Nel tentativo di salvaguardare questi interessi e di trovare un loro equilibrato contemperamento, la giurisprudenza (si veda, ad esempio, la sentenza Cassazione 9633_15) ha sviluppato alcuni principi:
- il Giudice non può negare ad un genitore la possibilità di trasferirsi in un’altra località, perché ciò costituisce un diritto fondamentale costituzionalmente garantito;
- pertanto, “il giudice non può che prendere atto delle determinazioni al riguardo assunte dell’interessato e regolarsi di conseguenza nella decisione, che gli compete, sull’affido e il collocamento dei figli minori”.

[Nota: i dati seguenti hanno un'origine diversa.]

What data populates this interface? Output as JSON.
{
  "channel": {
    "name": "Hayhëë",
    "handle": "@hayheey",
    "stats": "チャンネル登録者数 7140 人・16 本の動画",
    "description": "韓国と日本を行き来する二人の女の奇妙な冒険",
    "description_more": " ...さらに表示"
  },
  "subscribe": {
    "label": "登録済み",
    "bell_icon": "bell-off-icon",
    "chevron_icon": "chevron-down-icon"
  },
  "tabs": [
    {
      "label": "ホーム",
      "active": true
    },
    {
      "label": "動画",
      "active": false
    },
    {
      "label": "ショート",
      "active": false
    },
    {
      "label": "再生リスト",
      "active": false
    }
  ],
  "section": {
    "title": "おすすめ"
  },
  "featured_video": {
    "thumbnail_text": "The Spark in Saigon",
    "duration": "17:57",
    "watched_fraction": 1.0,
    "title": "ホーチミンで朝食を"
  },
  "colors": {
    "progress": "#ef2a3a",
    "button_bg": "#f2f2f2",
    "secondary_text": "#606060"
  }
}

In altre parole, il genitore che decide di trasferire altrove la propria residenza non perde né l’affidamento dei figli, né l’idoneità ad essere collocatario degli stessi; tuttavia, il Giudice, esaminate le varie soluzioni a quel punto ipotizzabili ed ispirandosi sempre al “superiore interesse dei figli minori”, deve valutare se sia più opportuno collocare i figli con il genitore che si trasferisce, disponendo quindi anche il trasferimento dei minori, oppure se sia preferibile collocare i figli con il genitore che non muta la sua residenza, lasciando i minori nella località nella quale già vivevano.
Tale valutazione deve essere assunta tenendo conto che, ovviamente, ogni soluzione incide negativamente sulla quotidianità dei rapporti tra i figli ed il genitore non collocatario; il Giudice dovrà dunque tener conto del venir meno di tale quotidianità quando stilerà il programma di frequentazione tra i figli ed il genitore non collocatario.
Questi principi sono ormai abbastanza radicati nella giurisprudenza e, salvo casi particolari, trovano dunque comune applicazione (sono stati ribaditi dalla Corte di Cassazione anche nella più recente sentenza n.18087/16, dove si legge che “Il coniuge separato che intenda trasferire la residenza lontano da quella dell’altro coniuge non perde l’idoneità ad avere in affidamento i figli minori, sicché il giudice deve esclusivamente valutare se sia più funzionale all’interesse della prole il collocamento presso l’uno o l’altro dei genitori, per quanto ciò ineluttabilmente incida in negativo sulla quotidianità dei rapporti con il genitore non affidatario”).
Si tratta però di problemi estremamente delicati ed ogni soluzione presenta inevitabilmente aspetti negativi di non poco conto; in questi casi, dunque, il compito del Giudice di individuare una soluzione, tenendo conto del primario interesse dei figli, è particolarmente complesso.